Moving through the old growth was a particularly memorable and challenging experience. The stand had been left unlogged, likely because it lies in a steep bowl that would have made dragging out the huge trees prohibitively challenging. The difficulty of traversing the initially rugged topography was compounded by the challenge of scaling downed logs (large woody debris) and moving through understory vegetation.

It’s one thing to read about the importance of habitat complexity in old growth, developed over long time frames through as trees grow massive and fall to wind and disease. It’s another experience entirely to clamber over and under the fallen logs, and to crane your neck up towards the tops of the massive trunks.

While our weather for all previous field days had been excellent, we ran out of luck on the final weekend, with intermittent periods of heavy rain falling on us. In the old-growth, any non-waterproof surface quickly became saturated, and full head-to-toe rain gear was a definite asset. But the moss was happy, in its element in the temperate rainforest. Lush and green, it swathed almost every available surface that wasn’t taken up by liverworts or lichens.

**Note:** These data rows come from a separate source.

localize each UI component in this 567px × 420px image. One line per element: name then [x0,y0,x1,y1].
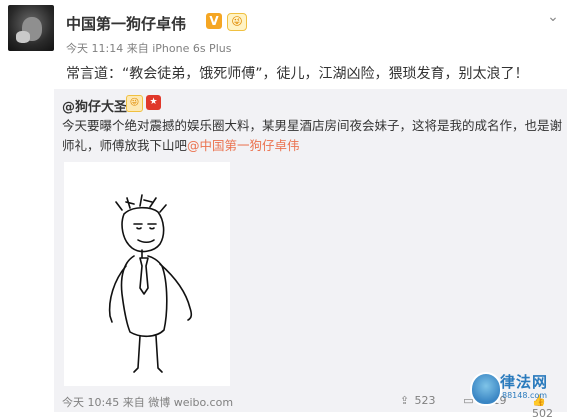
watermark-name: 律法网 [500,373,549,391]
avatar[interactable] [8,5,54,51]
watermark-domain: 88148.com [502,391,548,400]
repost-source-prefix: 来自 [122,396,145,409]
chevron-down-icon[interactable]: ⌄ [546,10,560,24]
forward-button[interactable]: ⇪ 523 [398,394,436,407]
site-watermark: 律法网 88148.com [470,368,565,408]
mention-link[interactable]: @中国第一狗仔卓伟 [187,138,300,153]
stick-figure-drawing [108,194,193,373]
repost-source: 微博 weibo.com [148,396,234,409]
post-username[interactable]: 中国第一狗仔卓伟 [66,13,186,34]
repost-text-main: 今天要曝个绝对震撼的娱乐圈大料，某男星酒店房间夜会妹子，这将是我的成名作，也是谢… [62,118,563,153]
post-source-prefix: 来自 [126,42,149,55]
forward-count: 523 [414,394,436,407]
red-badge-icon: ★ [146,95,161,110]
repost-username[interactable]: @狗仔大圣 [62,96,127,115]
repost-emoji-icon: 😜 [126,95,143,112]
post-meta: 今天 11:14 来自 iPhone 6s Plus [66,40,231,56]
repost-image[interactable] [64,162,230,386]
post-source: iPhone 6s Plus [152,42,232,55]
post-time[interactable]: 今天 11:14 [66,42,123,55]
repost-meta: 今天 10:45 来自 微博 weibo.com [62,394,233,410]
shield-logo-icon [470,372,502,406]
repost-text: 今天要曝个绝对震撼的娱乐圈大料，某男星酒店房间夜会妹子，这将是我的成名作，也是谢… [62,116,562,156]
like-count: 502 [532,407,553,420]
post-content: 常言道：“教会徒弟，饿死师傅”，徒儿，江湖凶险，猥琐发育，别太浪了！ [66,66,529,82]
emoji-badge-icon: 😜 [227,13,247,31]
weibo-post: 中国第一狗仔卓伟 V 😜 ⌄ 今天 11:14 来自 iPhone 6s Plu… [0,0,567,420]
share-icon: ⇪ [399,394,410,407]
avatar-hand [16,31,30,43]
repost-box: @狗仔大圣 😜 ★ 今天要曝个绝对震撼的娱乐圈大料，某男星酒店房间夜会妹子，这将… [54,89,567,420]
repost-time[interactable]: 今天 10:45 [62,396,119,409]
verified-badge-icon: V [206,13,222,29]
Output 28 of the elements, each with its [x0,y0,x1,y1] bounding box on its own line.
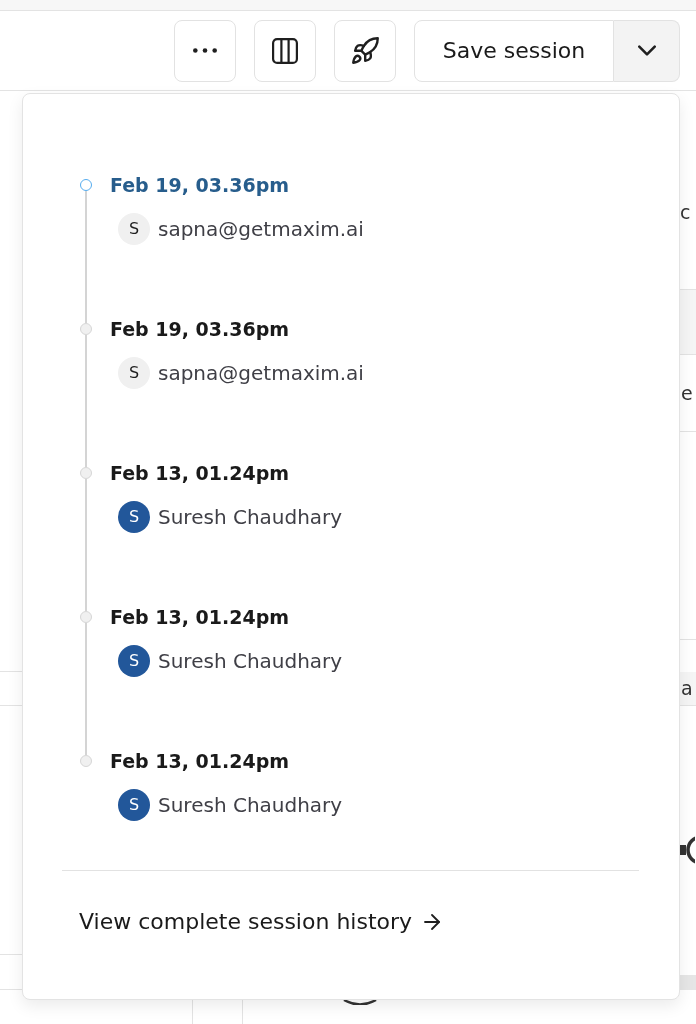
rocket-button[interactable] [334,19,396,82]
rocket-icon [351,37,379,64]
timestamp[interactable]: Feb 13, 01.24pm [110,459,343,487]
chevron-down-icon [637,45,656,56]
table-cell-text: c [680,201,691,223]
arrow-right-icon [424,914,441,930]
table-cell-text: e [681,382,693,404]
timestamp[interactable]: Feb 13, 01.24pm [110,747,343,775]
columns-icon [272,37,298,64]
avatar: S [118,501,150,533]
user-name: Suresh Chaudhary [158,648,343,675]
columns-button[interactable] [254,19,316,82]
timestamp[interactable]: Feb 13, 01.24pm [110,603,343,631]
timestamp[interactable]: Feb 19, 03.36pm [110,171,364,199]
more-icon [193,48,217,53]
avatar: S [118,789,150,821]
avatar: S [118,645,150,677]
user-name: sapna@getmaxim.ai [158,360,364,387]
dropdown-toggle-button[interactable] [614,19,680,82]
save-session-button[interactable]: Save session [414,19,614,82]
avatar: S [118,213,150,245]
user-name: Suresh Chaudhary [158,504,343,531]
session-history-link[interactable]: View complete session history [79,907,441,937]
timestamp[interactable]: Feb 19, 03.36pm [110,315,364,343]
user-name: sapna@getmaxim.ai [158,216,364,243]
circle-node-icon [343,1000,377,1005]
user-name: Suresh Chaudhary [158,792,343,819]
avatar: S [118,357,150,389]
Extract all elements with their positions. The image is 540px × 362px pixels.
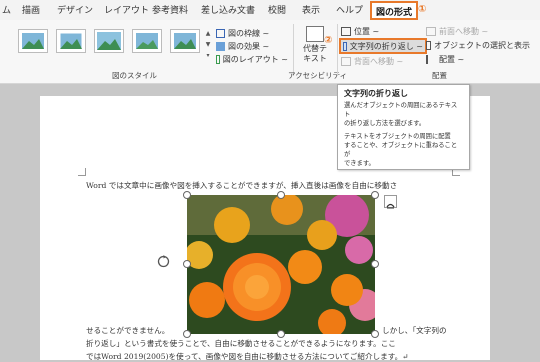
document-text-line[interactable]: 折り返し」という書式を使うことで、自由に移動させることができるようになります。こ… <box>86 338 396 349</box>
resize-handle-left[interactable] <box>183 260 191 268</box>
tab-draw[interactable]: 描画 <box>22 3 40 16</box>
style-thumb-5[interactable] <box>170 29 200 53</box>
tab-view[interactable]: 表示 <box>302 3 320 16</box>
callout-two: ② <box>324 35 333 46</box>
bring-forward-icon <box>426 26 436 36</box>
resize-handle-top-left[interactable] <box>183 191 191 199</box>
tab-design[interactable]: デザイン <box>57 3 93 16</box>
tab-mailings[interactable]: 差し込み文書 <box>201 3 255 16</box>
picture-border-button[interactable]: 図の枠線 ~ <box>216 27 288 40</box>
arrange-column-2: 前面へ移動 ~ オブジェクトの選択と表示 配置 ~ <box>426 24 530 66</box>
more-icon[interactable]: ▾ <box>203 50 213 61</box>
layout-icon <box>216 55 220 64</box>
alt-text-icon <box>306 26 324 42</box>
group-separator <box>293 24 294 76</box>
picture-styles-gallery <box>18 29 208 62</box>
chevron-up-icon[interactable]: ▲ <box>203 28 213 39</box>
gallery-scroll[interactable]: ▲ ▼ ▾ <box>203 28 213 62</box>
position-button[interactable]: 位置 ~ <box>341 24 427 38</box>
selection-pane-button[interactable]: オブジェクトの選択と表示 <box>426 38 530 52</box>
picture-layout-button[interactable]: 図のレイアウト ~ <box>216 53 288 66</box>
style-thumb-2[interactable] <box>56 29 86 53</box>
tooltip-title: 文字列の折り返し <box>344 89 408 98</box>
tooltip-description: 選んだオブジェクトの周囲にあるテキスト の折り返し方法を選びます。 <box>344 102 458 127</box>
tooltip-detail: テキストをオブジェクトの周囲に配置 することや、オブジェクトに重ねることが でき… <box>344 133 458 167</box>
document-text-line[interactable]: しかし、「文字列の <box>382 325 447 336</box>
border-icon <box>216 29 225 38</box>
tab-picture-format[interactable]: 図の形式 <box>370 1 419 20</box>
callout-one: ① <box>418 4 427 15</box>
align-button[interactable]: 配置 ~ <box>426 52 530 66</box>
document-text-line[interactable]: ではWord 2019(2005)を使って、画像や図を自由に移動させる方法につい… <box>86 351 409 362</box>
tab-help[interactable]: ヘルプ <box>336 3 363 16</box>
layout-options-button[interactable] <box>384 195 397 209</box>
tab-references[interactable]: 参考資料 <box>152 3 188 16</box>
arrange-column-1: 位置 ~ 文字列の折り返し ~ 背面へ移動 ~ <box>339 24 427 68</box>
bring-forward-button[interactable]: 前面へ移動 ~ <box>426 24 530 38</box>
resize-handle-bottom[interactable] <box>277 330 285 338</box>
layout-options-icon <box>386 203 395 209</box>
group-label-arrange: 配置 <box>432 71 447 80</box>
group-label-accessibility: アクセシビリティ <box>288 71 348 80</box>
picture-effects-button[interactable]: 図の効果 ~ <box>216 40 288 53</box>
wrap-text-tooltip: 文字列の折り返し 選んだオブジェクトの周囲にあるテキスト の折り返し方法を選びま… <box>337 84 470 170</box>
resize-handle-top[interactable] <box>277 191 285 199</box>
resize-handle-bottom-right[interactable] <box>371 330 379 338</box>
marigold-photo[interactable] <box>187 195 375 334</box>
tab-partial[interactable]: ム <box>2 3 11 16</box>
ribbon: ▲ ▼ ▾ 図の枠線 ~ 図の効果 ~ 図のレイアウト ~ 図のスタイル 代替テ… <box>0 20 540 84</box>
document-text-line[interactable]: Word では文章中に画像や図を挿入することができますが、挿入直後は画像を自由に… <box>86 180 397 191</box>
crop-mark-left <box>78 168 86 176</box>
tab-layout[interactable]: レイアウト <box>104 3 149 16</box>
align-icon <box>426 54 436 64</box>
group-label-picture-styles: 図のスタイル <box>112 71 157 80</box>
chevron-down-icon[interactable]: ▼ <box>203 39 213 50</box>
ribbon-tab-bar: ム 描画 デザイン レイアウト 参考資料 差し込み文書 校閲 表示 ヘルプ 図の… <box>0 0 540 20</box>
style-thumb-3[interactable] <box>94 29 124 53</box>
document-text-line[interactable]: せることができません。 <box>86 325 169 336</box>
style-thumb-4[interactable] <box>132 29 162 53</box>
send-backward-button[interactable]: 背面へ移動 ~ <box>341 54 427 68</box>
tab-review[interactable]: 校閲 <box>268 3 286 16</box>
send-backward-icon <box>341 56 351 66</box>
resize-handle-top-right[interactable] <box>371 191 379 199</box>
group-separator <box>337 24 338 76</box>
rotate-handle-icon[interactable] <box>156 254 171 269</box>
position-icon <box>341 26 351 36</box>
effects-icon <box>216 42 225 51</box>
wrap-text-icon <box>343 41 347 51</box>
wrap-text-button[interactable]: 文字列の折り返し ~ <box>339 38 427 54</box>
resize-handle-right[interactable] <box>371 260 379 268</box>
style-thumb-1[interactable] <box>18 29 48 53</box>
selection-pane-icon <box>426 40 431 50</box>
resize-handle-bottom-left[interactable] <box>183 330 191 338</box>
picture-style-commands: 図の枠線 ~ 図の効果 ~ 図のレイアウト ~ <box>216 27 288 66</box>
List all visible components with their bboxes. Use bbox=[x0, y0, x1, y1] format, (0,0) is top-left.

Despite the rain, our mammal trapping was highly successful. We caught the expected Deer Mice, Douglas Squirrels, Red-backed and Oregon Voles in numbers – but also trapped two Townsend’s Chipmunks and a Southern Flying Squirrel. We were even able to release the Flying Squirrel off of a lone-standing snag, so that it launched itself off the top to glide over to a nearby tree trunk.

For amphibian sampling, we also had the chance to check the coverboards that were in place from past years, and reconstruct the pitfall arrays that had fallen into disorder (and maybe been chewed on by a bear). We also checked out the margins of a nearby wetland and using Gee/minnow traps and nets.

Finally, we attempted some radio telemetry – we’ll use the excuse of inclement weather for mixed success in actually locating the transmitters.